Tuesday, December 2, 2014

Epiphany #72: Entropy and Christmas Ornaments

There is no greater proof of The 2nd Law Of Thermodynamics than Christmas ornaments.  The law states, in layman' terms, according to the Google definition, and I'm paraphrasing, that things tend towards disorder and randomness.

Each year, in January, we pack up the ornaments after the holiday season, the lights and bulbs and mementos and mugs and tabletop decorations.  We wrap them carefully, according to established routines, putting them away almost exactly the way that we did the year before.  Christmas ornaments tend to carry a lot of nostalgic weight, and, as a result, no one wants the guilt of having broken a special one or even having treated it carelessly.

From there, the ornaments are carefully placed in standard locations--the attic or the laundry room or a closet here or a drawer there.

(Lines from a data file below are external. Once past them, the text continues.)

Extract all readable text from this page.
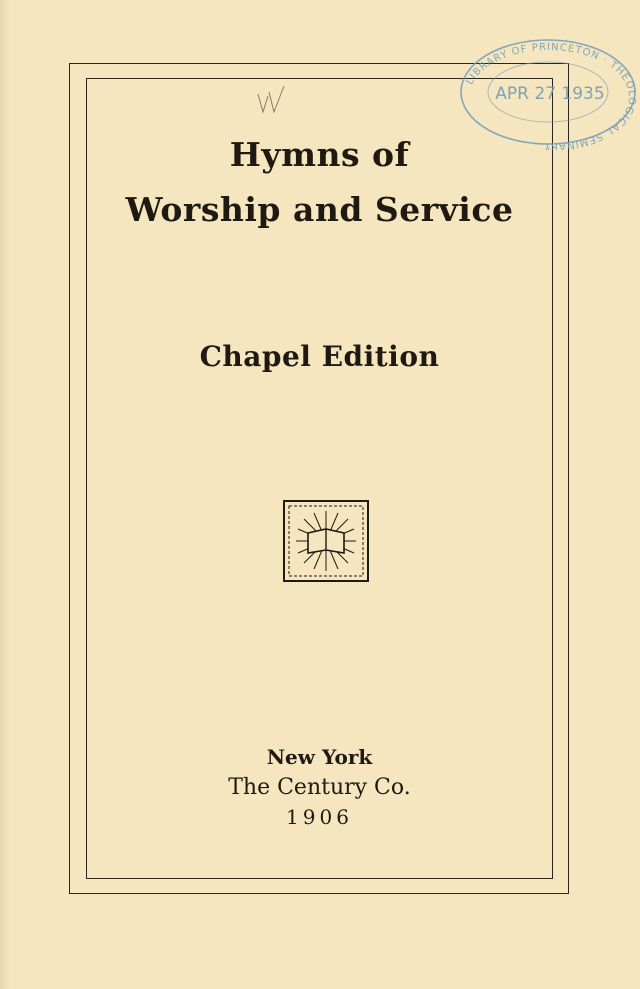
LIBRARY OF PRINCETON · THEOLOGICAL SEMINARY
APR 27 1935
Hymns of
Worship and Service
Chapel Edition
New York
The Century Co.
1906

And yet, each December, when we unpack boxes and unwind lights and remind ourselves of what we have to commemorate the season, things are not quite the same.  Strings of light which worked perfectly when rolled up eleven months earlier do not light up.  Items that we thought we knew where they were are not in those locations.

Most mysterious, though, are the bulbs and other decorations that hang on the tree.  Left in one place for nearly a year, they will have, without fail, unwrangled themselves in some strange way.  If they were put up with the wire hangers dangling from them, some of those will have disconnected.  One or two will be broken, in spite of their stillness.  The paint will have chipped or peeled.  The glue will have let go.

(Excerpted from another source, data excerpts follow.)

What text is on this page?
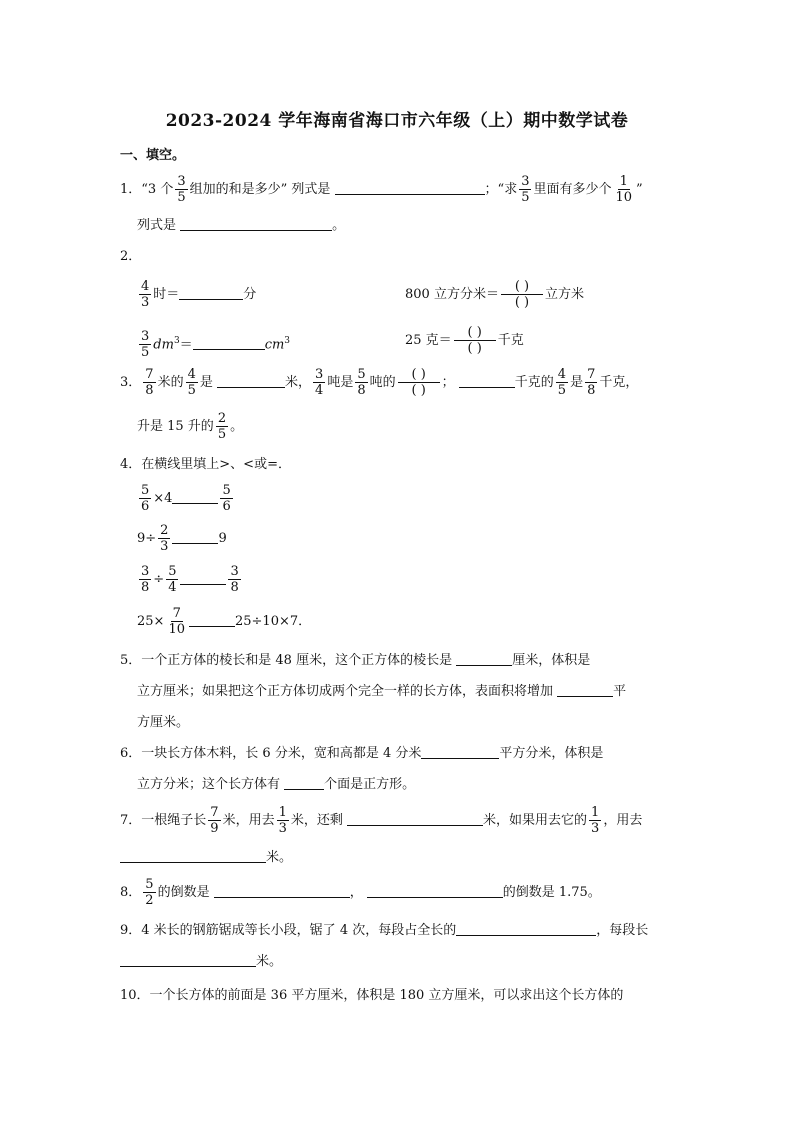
2023-2024 学年海南省海口市六年级（上）期中数学试卷
一、填空。
1．“3 个 $\frac{3}{5}$ 组加的和是多少” 列式是	；“求 $\frac{3}{5}$ 里面有多少个 $\frac{1}{10}$ ”
列式是	。
2．
$\frac{4}{3}$ 时＝	分	800 立方分米＝ $\frac{( )}{( )}$ 立方米
$\frac{3}{5} dm^3=$	$cm^3$	25 克＝ $\frac{( )}{( )}$ 千克
3． $\frac{7}{8}$ 米的 $\frac{4}{5}$ 是	米， $\frac{3}{4}$ 吨是 $\frac{5}{8}$ 吨的 $\frac{( )}{( )}$ ；	千克的 $\frac{4}{5}$ 是 $\frac{7}{8}$ 千克，
升是 15 升的 $\frac{2}{5}$ 。
4．在横线里填上>、<或=．
$\frac{5}{6} \times 4$	$\frac{5}{6}$
$9\div \frac{2}{3}$	9
$\frac{3}{8} \div \frac{5}{4}$	$\frac{3}{8}$
$25\times \frac{7}{10}$	25÷10×7．
5．一个正方体的棱长和是 48 厘米，这个正方体的棱长是	厘米，体积是
立方厘米；如果把这个正方体切成两个完全一样的长方体，表面积将增加	平
方厘米。
6．一块长方体木料，长 6 分米，宽和高都是 4 分米	平方分米，体积是
立方分米；这个长方体有	个面是正方形。
7．一根绳子长 $\frac{7}{9}$ 米，用去 $\frac{1}{3}$ 米，还剩	米，如果用去它的 $\frac{1}{3}$ ，用去
米。
8． $\frac{5}{2}$ 的倒数是	，	的倒数是 1.75。
9．4 米长的钢筋锯成等长小段，锯了 4 次，每段占全长的	，每段长
米。
10．一个长方体的前面是 36 平方厘米，体积是 180 立方厘米，可以求出这个长方体的
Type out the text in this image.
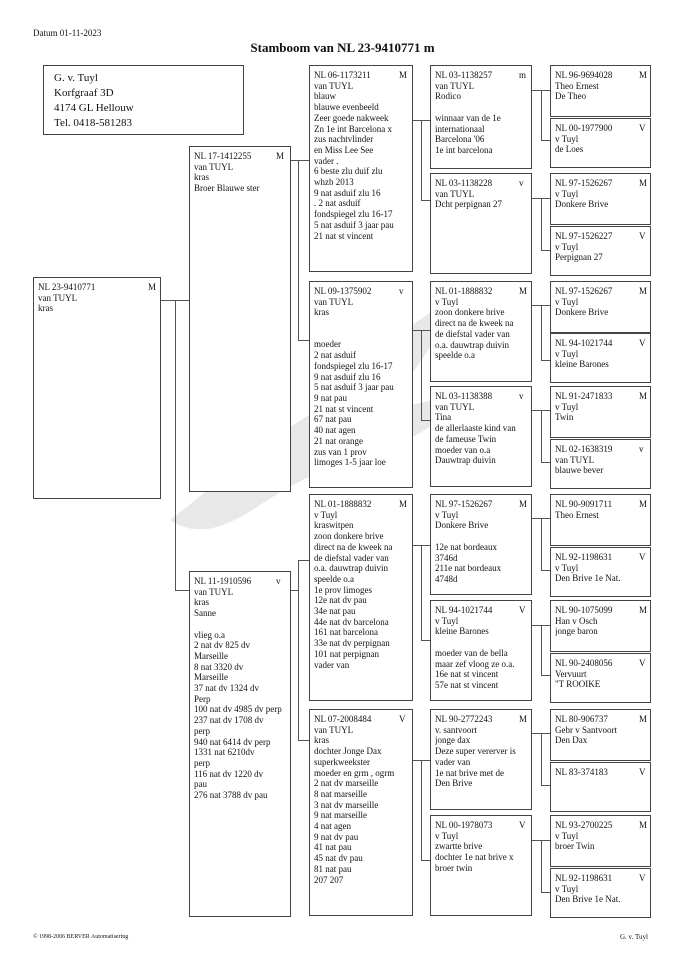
Datum 01-11-2023
Stamboom van NL 23-9410771 m
G. v. Tuyl
Korfgraaf 3D
4174 GL Hellouw
Tel. 0418-581283
NL 23-9410771	M
van TUYL
kras
NL 17-1412255	M
van TUYL
kras
Broer Blauwe ster
NL 11-1910596	v
van TUYL
kras
Sanne
vlieg o.a
2 nat dv 825 dv
Marseille
8 nat 3320 dv
Marseille
37 nat dv 1324 dv
Perp
100 nat dv 4985 dv perp
237 nat dv 1708 dv
perp
940 nat 6414 dv perp
1331 nat 6210dv
perp
116 nat dv 1220 dv
pau
276 nat 3788 dv pau
NL 06-1173211	M
van TUYL
blauw
blauwe evenbeeld
Zeer goede nakweek
Zn 1e int Barcelona x
zus nachtvlinder
en Miss Lee See
vader .
6 beste zlu duif zlu
whzb 2013
9 nat asduif zlu 16
. 2 nat asduif
fondspiegel zlu 16-17
5 nat asduif 3 jaar pau
21 nat st vincent
NL 09-1375902	v
van TUYL
kras
moeder
2 nat asduif
fondspiegel zlu 16-17
9 nat asduif zlu 16
5 nat asduif 3 jaar pau
9 nat pau
21 nat st vincent
67 nat pau
40 nat agen
21 nat orange
zus van 1 prov
limoges 1-5 jaar loe
NL 01-1888832	M
v Tuyl
kraswitpen
zoon donkere brive
direct na de kweek na
de diefstal vader van
o.a. dauwtrap duivin
speelde o.a
1e prov limoges
12e nat dv pau
34e nat pau
44e nat dv barcelona
161 nat barcelona
33e nat dv perpignan
101 nat perpignan
vader van
NL 07-2008484	V
van TUYL
kras
dochter Jonge Dax
superkweekster
moeder en grm , ogrm
2 nat dv marseille
8 nat marseille
3 nat dv marseille
9 nat marseille
4 nat agen
9 nat dv pau
41 nat pau
45 nat dv pau
81 nat pau
207 207
NL 03-1138257	m
van TUYL
Rodico
winnaar van de 1e
internationaal
Barcelona '06
1e int barcelona
NL 03-1138228	v
van TUYL
Dcht perpignan 27
NL 01-1888832	M
v Tuyl
zoon donkere brive
direct na de kweek na
de diefstal vader van
o.a. dauwtrap duivin
speelde o.a
NL 03-1138388	v
van TUYL
Tina
de allerlaaste kind van
de fameuse Twin
moeder van o.a
Dauwtrap duivin
NL 97-1526267	M
v Tuyl
Donkere Brive
12e nat bordeaux
3746d
211e nat bordeaux
4748d
NL 94-1021744	V
v Tuyl
kleine Barones
moeder van de bella
maar zef vloog ze o.a.
16e nat st vincent
57e nat st vincent
NL 90-2772243	M
v. santvoort
jonge dax
Deze super vererver is
vader van
1e nat brive met de
Den Brive
NL 00-1978073	V
v Tuyl
zwartte brive
dochter 1e nat brive x
broer twin
NL 96-9694028	M
Theo Ernest
De Theo
NL 00-1977900	V
v Tuyl
de Loes
NL 97-1526267	M
v Tuyl
Donkere Brive
NL 97-1526227	V
v Tuyl
Perpignan 27
NL 97-1526267	M
v Tuyl
Donkere Brive
NL 94-1021744	V
v Tuyl
kleine Barones
NL 91-2471833	M
v Tuyl
Twin
NL 02-1638319	v
van TUYL
blauwe bever
NL 90-9091711	M
Theo Ernest
NL 92-1198631	V
v Tuyl
Den Brive 1e Nat.
NL 90-1075099	M
Han v Osch
jonge baron
NL 90-2408056	V
Vervuurt
"T ROOIKE
NL 80-906737	M
Gebr v Santvoort
Den Dax
NL 83-374183	V
NL 93-2700225	M
v Tuyl
broer Twin
NL 92-1198631	V
v Tuyl
Den Brive 1e Nat.
© 1998-2006 BERVER Automatisering	G. v. Tuyl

In one way, this is not unusual.  Many of the ornaments go to an attic which is not protected from summer heat, and so it may not be surprising that they have deteriorated in the hot box of the attic.  But this does not explain everything.  Even those that sit in an air-conditioned basement all those months exhibit the same nudge toward disorder.

And that is why they are fascinating.  They represent the general disorder of things, the way that even the most carefully protected and preserved items, those that we cherish and lavish over, are not quite the same as they were a year earlier.  Like us.

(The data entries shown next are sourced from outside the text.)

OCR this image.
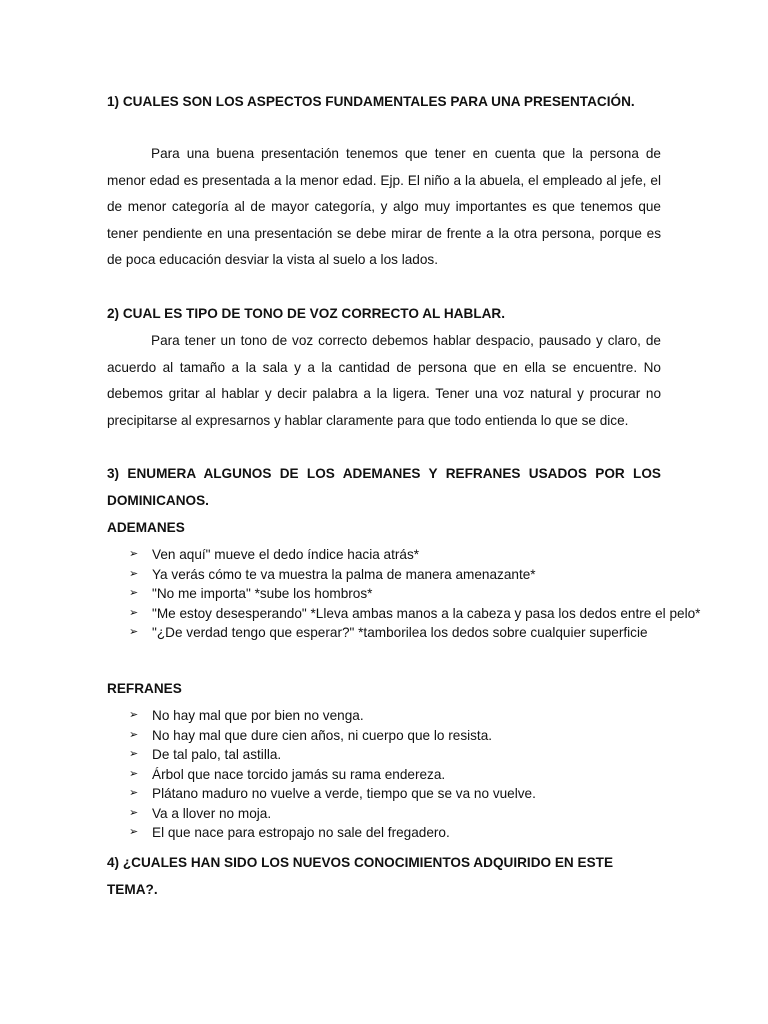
1) CUALES SON LOS ASPECTOS FUNDAMENTALES PARA UNA PRESENTACIÓN.

Para una buena presentación tenemos que tener en cuenta que la persona de menor edad es presentada a la menor edad. Ejp. El niño a la abuela, el empleado al jefe, el de menor categoría al de mayor categoría, y algo muy importantes es que tenemos que tener pendiente en una presentación se debe mirar de frente a la otra persona, porque es de poca educación desviar la vista al suelo a los lados.

2) CUAL ES TIPO DE TONO DE VOZ CORRECTO AL HABLAR.

Para tener un tono de voz correcto debemos hablar despacio, pausado y claro, de acuerdo al tamaño a la sala y a la cantidad de persona que en ella se encuentre. No debemos gritar al hablar y decir palabra a la ligera. Tener una voz natural y procurar no precipitarse al expresarnos y hablar claramente para que todo entienda lo que se dice.

3) ENUMERA ALGUNOS DE LOS ADEMANES Y REFRANES USADOS POR LOS DOMINICANOS.

ADEMANES

➢ Ven aquí" mueve el dedo índice hacia atrás*
➢ Ya verás cómo te va muestra la palma de manera amenazante*
➢ "No me importa" *sube los hombros*
➢ "Me estoy desesperando" *Lleva ambas manos a la cabeza y pasa los dedos entre el pelo*
➢ "¿De verdad tengo que esperar?" *tamborilea los dedos sobre cualquier superficie

REFRANES

➢ No hay mal que por bien no venga.
➢ No hay mal que dure cien años, ni cuerpo que lo resista.
➢ De tal palo, tal astilla.
➢ Árbol que nace torcido jamás su rama endereza.
➢ Plátano maduro no vuelve a verde, tiempo que se va no vuelve.
➢ Va a llover no moja.
➢ El que nace para estropajo no sale del fregadero.

4) ¿CUALES HAN SIDO LOS NUEVOS CONOCIMIENTOS ADQUIRIDO EN ESTE TEMA?.
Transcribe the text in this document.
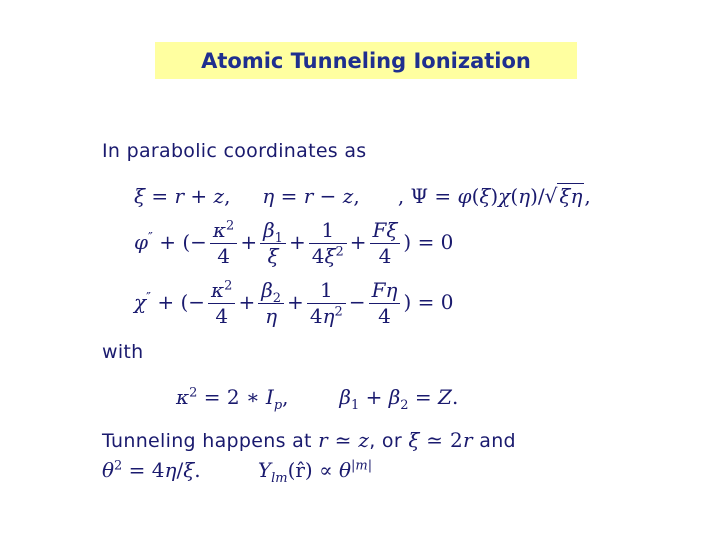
Atomic Tunneling Ionization
In parabolic coordinates as
ξ = r + z,     η = r − z,      , Ψ = φ(ξ)χ(η)/√ ξη ,
φ″ + (− $\frac{\kappa^2}{4} + \frac{\beta_1}{\xi} + \frac{1}{4\xi^2} + \frac{F\xi}{4}$ ) = 0
χ″ + (− $\frac{\kappa^2}{4} + \frac{\beta_2}{\eta} + \frac{1}{4\eta^2} - \frac{F\eta}{4}$ ) = 0
with
$\kappa^2 = 2$ ∗ $I_p$,        $\beta_1 + \beta_2 = Z$.
Tunneling happens at r ≃ z, or ξ ≃ 2r and
$\theta^2 = 4\eta/\xi$.         $Y_{lm}(r̂) \propto \theta^{|m|}$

It's just that Christmas decorations, given that they only return after long intervals of time, show us that reality in more obvious ways.  Complete care and protection is anything but; it cannot stop the insidious reality that time wears down all things.

What a strange feeling it is at the start of each December to open those boxes and to know what they contain but still not to know what to expect!  But, in a more positive light, what better way to capture the essence of a holiday season that nourishes our sense of loss?  Few of us with any age on us can make it through this month without some sense of sadness, the holidays tending to accentuate the best or most memorable aspects of those we loved and lost, and to discover those emotions reflected inside a box full of fragile yet colorful trinkets only adds to the poignancy, at least for me.

Christmas has melancholy underpinnings.  We can never be children again.  We cannot bring back those who are gone.  We can't capture the innocent magic that once drove the season.  To open those boxes of our pasts, and to come to terms with what remains, which in one way or another is less each year, gives the imminent birth and the cycle of the years a meaning stronger than physical law.


2 comments:

troutking said...

Good. Depressing but good.

Robert Berman said...

Our glass ornaments are gradually being replaced with plastic ones. Not on purpose; just more ornamental Darwinism.